| From b104a35d32025ca740539db2808aa3385d0f30eb Mon Sep 17 00:00:00 2001 |
| From: David Rientjes <rientjes@google.com> |
| Date: Wed, 30 Jul 2014 16:08:24 -0700 |
| Subject: mm, thp: do not allow thp faults to avoid cpuset restrictions |
| |
| From: David Rientjes <rientjes@google.com> |
| |
| commit b104a35d32025ca740539db2808aa3385d0f30eb upstream. |
| |
| The page allocator relies on __GFP_WAIT to determine if ALLOC_CPUSET |
| should be set in allocflags. ALLOC_CPUSET controls if a page allocation |
| should be restricted only to the set of allowed cpuset mems. |
| |
| Transparent hugepages clears __GFP_WAIT when defrag is disabled to prevent |
| the fault path from using memory compaction or direct reclaim. Thus, it |
| is unfairly able to allocate outside of its cpuset mems restriction as a |
| side-effect. |
| |
| This patch ensures that ALLOC_CPUSET is only cleared when the gfp mask is |
| truly GFP_ATOMIC by verifying it is also not a thp allocation. |
| |
| Signed-off-by: David Rientjes <rientjes@google.com> |
| Reported-by: Alex Thorlton <athorlton@sgi.com> |
| Tested-by: Alex Thorlton <athorlton@sgi.com> |
| Cc: Bob Liu <lliubbo@gmail.com> |
| Cc: Dave Hansen <dave.hansen@linux.intel.com> |
| Cc: Hedi Berriche <hedi@sgi.com> |
| Cc: Hugh Dickins <hughd@google.com> |
| Cc: Johannes Weiner <hannes@cmpxchg.org> |
| Cc: Kirill A. Shutemov <kirill.shutemov@linux.intel.com> |
| Cc: Mel Gorman <mgorman@suse.de> |
| Cc: Rik van Riel <riel@redhat.com> |
| Cc: Srivatsa S. Bhat <srivatsa.bhat@linux.vnet.ibm.com> |
| Signed-off-by: Andrew Morton <akpm@linux-foundation.org> |
| Signed-off-by: Linus Torvalds <torvalds@linux-foundation.org> |
| Signed-off-by: Greg Kroah-Hartman <gregkh@linuxfoundation.org> |
| |
| --- |
| mm/page_alloc.c | 16 ++++++++-------- |
| 1 file changed, 8 insertions(+), 8 deletions(-) |
| |
| --- a/mm/page_alloc.c |
| +++ b/mm/page_alloc.c |
| @@ -2339,7 +2339,7 @@ static inline int |
| gfp_to_alloc_flags(gfp_t gfp_mask) |
| { |
| int alloc_flags = ALLOC_WMARK_MIN | ALLOC_CPUSET; |
| - const gfp_t wait = gfp_mask & __GFP_WAIT; |
| + const bool atomic = !(gfp_mask & (__GFP_WAIT | __GFP_NO_KSWAPD)); |
| |
| /* __GFP_HIGH is assumed to be the same as ALLOC_HIGH to save a branch. */ |
| BUILD_BUG_ON(__GFP_HIGH != (__force gfp_t) ALLOC_HIGH); |
| @@ -2348,20 +2348,20 @@ gfp_to_alloc_flags(gfp_t gfp_mask) |
| * The caller may dip into page reserves a bit more if the caller |
| * cannot run direct reclaim, or if the caller has realtime scheduling |
| * policy or is asking for __GFP_HIGH memory.
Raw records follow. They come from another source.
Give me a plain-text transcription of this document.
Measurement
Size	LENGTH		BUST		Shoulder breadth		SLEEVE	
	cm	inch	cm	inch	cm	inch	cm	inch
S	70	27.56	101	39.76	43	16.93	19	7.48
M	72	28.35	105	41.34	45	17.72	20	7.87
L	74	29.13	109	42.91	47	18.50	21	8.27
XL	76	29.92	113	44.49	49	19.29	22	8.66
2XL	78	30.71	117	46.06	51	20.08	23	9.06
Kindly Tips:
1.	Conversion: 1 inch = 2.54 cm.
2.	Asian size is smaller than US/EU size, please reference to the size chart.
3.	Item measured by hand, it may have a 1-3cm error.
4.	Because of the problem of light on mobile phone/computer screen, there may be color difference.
GFP_ATOMIC requests will |
| - * set both ALLOC_HARDER (!wait) and ALLOC_HIGH (__GFP_HIGH). |
| + * set both ALLOC_HARDER (atomic == true) and ALLOC_HIGH (__GFP_HIGH). |
| */ |
| alloc_flags |= (__force int) (gfp_mask & __GFP_HIGH); |
| |
| - if (!wait) { |
| + if (atomic) { |
| /* |
| - * Not worth trying to allocate harder for |
| - * __GFP_NOMEMALLOC even if it can't schedule. |
| + * Not worth trying to allocate harder for __GFP_NOMEMALLOC even |
| + * if it can't schedule. |
| */ |
| - if (!(gfp_mask & __GFP_NOMEMALLOC)) |
| + if (!(gfp_mask & __GFP_NOMEMALLOC)) |
| alloc_flags |= ALLOC_HARDER; |
| /* |
| - * Ignore cpuset if GFP_ATOMIC (!wait) rather than fail alloc. |
| - * See also cpuset_zone_allowed() comment in kernel/cpuset.c. |
| + * Ignore cpuset mems for GFP_ATOMIC rather than fail, see the |
| + * comment for __cpuset_node_allowed_softwall(). |
| */ |
| alloc_flags &= ~ALLOC_CPUSET; |
| } else if (unlikely(rt_task(current)) && !in_interrupt()) |